Ce qu'il faut retenir
- Le Dikke Van Dale, dictionnaire officiel néerlandais, va ajouter le terme « vulvalippen » à son édition à venir, d’après une annonce relayée par le média public NOS le 7 août 2026.
- Cette décision fait suite à une campagne féministe demandant le remplacement du terme « schaamlippen » (« lèvres de la honte »), jugé stigmatisant.
- La sexologue Ellen Laan, décédée entre-temps, avait initié ce mouvement il y a deux ans.
- Le collectif Schaamteloos (« sans honte »), l’artiste Esther van der Valk et le mouvement féministe Dolle Mina’s ont rejoint l’initiative en 2026.
- Les partisans de cette réforme militent pour un vocabulaire neutre sur la sexualité, afin d’éviter que les enfants n’associent honte et anatomie.
Cette évolution lexicale marque un tournant dans la perception des parties génitales féminines aux Pays-Bas. Selon le média public NOS, cité par Courrier International, l’éditeur du Dikke Van Dale a validé l’ajout de « vulvalippen » après avoir été saisi par les porteurs de cette campagne. Le terme, qui désigne spécifiquement les petites lèvres de la vulve, est présenté comme une alternative plus neutre et moins connotée que « schaamlippen », mot historiquement chargé de connotations négatives.
L’initiative, lancée il y a deux ans par la sexologue Ellen Laan, s’est concrétisée en 2026 avec l’appui de plusieurs acteurs. La plateforme Schaamteloos, l’artiste Esther van der Valk et le mouvement féministe Dolle Mina’s ont multiplié les actions pour promouvoir cette réforme. Parmi leurs actions : des œuvres artistiques représentant des vulves, des affiches placées dans des abribus, ainsi que des courriers adressés aux professionnels de santé.
Leur objectif affiché est clair : « Il est important que les enfants grandissent avec un vocabulaire neutre au sujet de leur corps », a expliqué Esther van der Valk au Volkskrant, cité par Courrier International. « Si des enfants entendent qu’ils ont des lèvres “de la honte”, ils en déduisent que c’est une chose dont on doit avoir honte. Or, nous voulons diffuser l’idée que le sexe et les parties génitales sont des choses positives et normales. Pour cela, il faut utiliser des mots adaptés. »
« Il est important que les enfants grandissent avec un vocabulaire neutre au sujet de leur corps. Si des enfants entendent qu’ils ont des lèvres “de la honte”, ils en déduisent que c’est une chose dont on doit avoir honte. »
— Esther van der Valk, artiste et militante, selon De Volkskrant
Cette réforme s’inscrit dans un mouvement plus large de réappropriation du vocabulaire anatomique, tant aux Pays-Bas qu’à l’international.
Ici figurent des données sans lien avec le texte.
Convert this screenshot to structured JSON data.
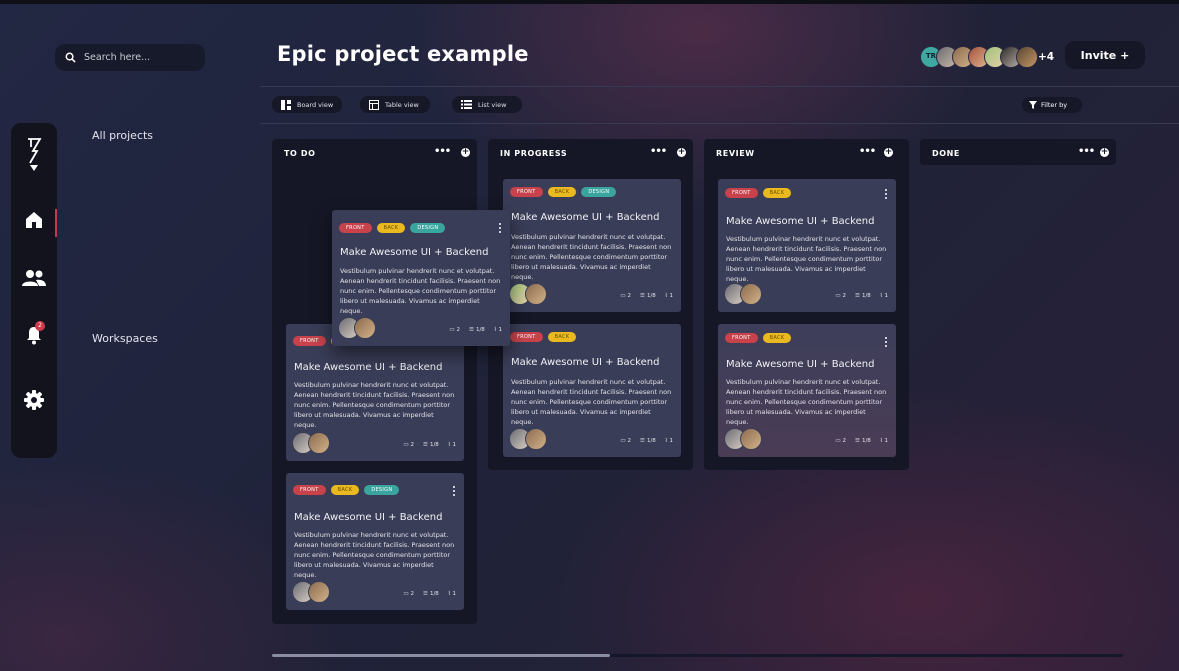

Les défenseurs de cette cause rappellent que l’utilisation de termes péjoratifs peut renforcer les tabous autour de la sexualité et, par ricochet, affecter la santé sexuelle et mentale des individus. Aux Pays-Bas, cette question a pris une ampleur particulière ces dernières années, avec une montée en puissance des discours sur la santé sexuelle et l’éducation corporelle dès le plus jeune âge.
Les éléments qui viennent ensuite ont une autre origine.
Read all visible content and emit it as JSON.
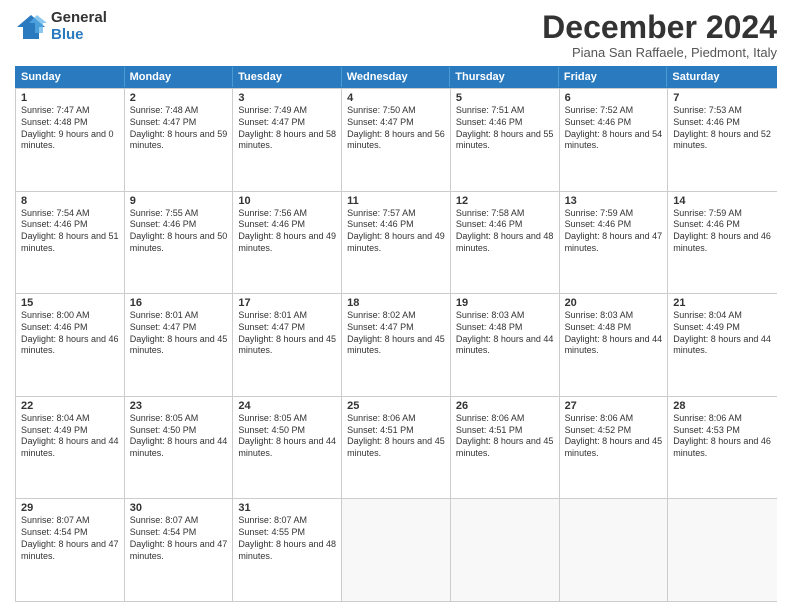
{
  "logo": {
    "line1": "General",
    "line2": "Blue"
  },
  "title": "December 2024",
  "subtitle": "Piana San Raffaele, Piedmont, Italy",
  "header_days": [
    "Sunday",
    "Monday",
    "Tuesday",
    "Wednesday",
    "Thursday",
    "Friday",
    "Saturday"
  ],
  "weeks": [
    [
      {
        "day": "1",
        "sunrise": "Sunrise: 7:47 AM",
        "sunset": "Sunset: 4:48 PM",
        "daylight": "Daylight: 9 hours and 0 minutes."
      },
      {
        "day": "2",
        "sunrise": "Sunrise: 7:48 AM",
        "sunset": "Sunset: 4:47 PM",
        "daylight": "Daylight: 8 hours and 59 minutes."
      },
      {
        "day": "3",
        "sunrise": "Sunrise: 7:49 AM",
        "sunset": "Sunset: 4:47 PM",
        "daylight": "Daylight: 8 hours and 58 minutes."
      },
      {
        "day": "4",
        "sunrise": "Sunrise: 7:50 AM",
        "sunset": "Sunset: 4:47 PM",
        "daylight": "Daylight: 8 hours and 56 minutes."
      },
      {
        "day": "5",
        "sunrise": "Sunrise: 7:51 AM",
        "sunset": "Sunset: 4:46 PM",
        "daylight": "Daylight: 8 hours and 55 minutes."
      },
      {
        "day": "6",
        "sunrise": "Sunrise: 7:52 AM",
        "sunset": "Sunset: 4:46 PM",
        "daylight": "Daylight: 8 hours and 54 minutes."
      },
      {
        "day": "7",
        "sunrise": "Sunrise: 7:53 AM",
        "sunset": "Sunset: 4:46 PM",
        "daylight": "Daylight: 8 hours and 52 minutes."
      }
    ],
    [
      {
        "day": "8",
        "sunrise": "Sunrise: 7:54 AM",
        "sunset": "Sunset: 4:46 PM",
        "daylight": "Daylight: 8 hours and 51 minutes."
      },
      {
        "day": "9",
        "sunrise": "Sunrise: 7:55 AM",
        "sunset": "Sunset: 4:46 PM",
        "daylight": "Daylight: 8 hours and 50 minutes."
      },
      {
        "day": "10",
        "sunrise": "Sunrise: 7:56 AM",
        "sunset": "Sunset: 4:46 PM",
        "daylight": "Daylight: 8 hours and 49 minutes."
      },
      {
        "day": "11",
        "sunrise": "Sunrise: 7:57 AM",
        "sunset": "Sunset: 4:46 PM",
        "daylight": "Daylight: 8 hours and 49 minutes."
      },
      {
        "day": "12",
        "sunrise": "Sunrise: 7:58 AM",
        "sunset": "Sunset: 4:46 PM",
        "daylight": "Daylight: 8 hours and 48 minutes."
      },
      {
        "day": "13",
        "sunrise": "Sunrise: 7:59 AM",
        "sunset": "Sunset: 4:46 PM",
        "daylight": "Daylight: 8 hours and 47 minutes."
      },
      {
        "day": "14",
        "sunrise": "Sunrise: 7:59 AM",
        "sunset": "Sunset: 4:46 PM",
        "daylight": "Daylight: 8 hours and 46 minutes."
      }
    ],
    [
      {
        "day": "15",
        "sunrise": "Sunrise: 8:00 AM",
        "sunset": "Sunset: 4:46 PM",
        "daylight": "Daylight: 8 hours and 46 minutes."
      },
      {
        "day": "16",
        "sunrise": "Sunrise: 8:01 AM",
        "sunset": "Sunset: 4:47 PM",
        "daylight": "Daylight: 8 hours and 45 minutes."
      },
      {
        "day": "17",
        "sunrise": "Sunrise: 8:01 AM",
        "sunset": "Sunset: 4:47 PM",
        "daylight": "Daylight: 8 hours and 45 minutes."
      },
      {
        "day": "18",
        "sunrise": "Sunrise: 8:02 AM",
        "sunset": "Sunset: 4:47 PM",
        "daylight": "Daylight: 8 hours and 45 minutes."
      },
      {
        "day": "19",
        "sunrise": "Sunrise: 8:03 AM",
        "sunset": "Sunset: 4:48 PM",
        "daylight": "Daylight: 8 hours and 44 minutes."
      },
      {
        "day": "20",
        "sunrise": "Sunrise: 8:03 AM",
        "sunset": "Sunset: 4:48 PM",
        "daylight": "Daylight: 8 hours and 44 minutes."
      },
      {
        "day": "21",
        "sunrise": "Sunrise: 8:04 AM",
        "sunset": "Sunset: 4:49 PM",
        "daylight": "Daylight: 8 hours and 44 minutes."
      }
    ],
    [
      {
        "day": "22",
        "sunrise": "Sunrise: 8:04 AM",
        "sunset": "Sunset: 4:49 PM",
        "daylight": "Daylight: 8 hours and 44 minutes."
      },
      {
        "day": "23",
        "sunrise": "Sunrise: 8:05 AM",
        "sunset": "Sunset: 4:50 PM",
        "daylight": "Daylight: 8 hours and 44 minutes."
      },
      {
        "day": "24",
        "sunrise": "Sunrise: 8:05 AM",
        "sunset": "Sunset: 4:50 PM",
        "daylight": "Daylight: 8 hours and 44 minutes."
      },
      {
        "day": "25",
        "sunrise": "Sunrise: 8:06 AM",
        "sunset": "Sunset: 4:51 PM",
        "daylight": "Daylight: 8 hours and 45 minutes."
      },
      {
        "day": "26",
        "sunrise": "Sunrise: 8:06 AM",
        "sunset": "Sunset: 4:51 PM",
        "daylight": "Daylight: 8 hours and 45 minutes."
      },
      {
        "day": "27",
        "sunrise": "Sunrise: 8:06 AM",
        "sunset": "Sunset: 4:52 PM",
        "daylight": "Daylight: 8 hours and 45 minutes."
      },
      {
        "day": "28",
        "sunrise": "Sunrise: 8:06 AM",
        "sunset": "Sunset: 4:53 PM",
        "daylight": "Daylight: 8 hours and 46 minutes."
      }
    ],
    [
      {
        "day": "29",
        "sunrise": "Sunrise: 8:07 AM",
        "sunset": "Sunset: 4:54 PM",
        "daylight": "Daylight: 8 hours and 47 minutes."
      },
      {
        "day": "30",
        "sunrise": "Sunrise: 8:07 AM",
        "sunset": "Sunset: 4:54 PM",
        "daylight": "Daylight: 8 hours and 47 minutes."
      },
      {
        "day": "31",
        "sunrise": "Sunrise: 8:07 AM",
        "sunset": "Sunset: 4:55 PM",
        "daylight": "Daylight: 8 hours and 48 minutes."
      },
      null,
      null,
      null,
      null
    ]
  ]
}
Pour l’heure, l’édition 2026 du Dikke Van Dale n’a pas encore été officiellement publiée. Son ajout dans le dictionnaire pourrait néanmoins influencer les prochaines mises à jour des manuels scolaires, des supports éducatifs et des recommandations médicales. Les militants rappellent que cette réforme s’inscrit dans une dynamique plus large de déconstruction des stéréotypes de genre et de promotion d’une éducation sexuelle inclusive.
Le terme « schaamlippen » — littéralement « lèvres de la honte » — était perçu comme stigmatisant car il associait directement les parties génitales féminines à un sentiment de honte. Les militants estimaient que cette appellation contribuait à entretenir des tabous autour de la sexualité et pouvait influencer négativement la perception que les enfants et les adultes ont de leur propre corps.
Les porteurs de la campagne ont organisé des expositions artistiques représentant des vulves, diffusé des affiches dans des abribus, et envoyé des lettres aux professionnels de santé pour les sensibiliser à l’importance d’un vocabulaire neutre. Ces actions visaient à normaliser l’utilisation du terme « vulvalippen » dans l’espace public et éducatif.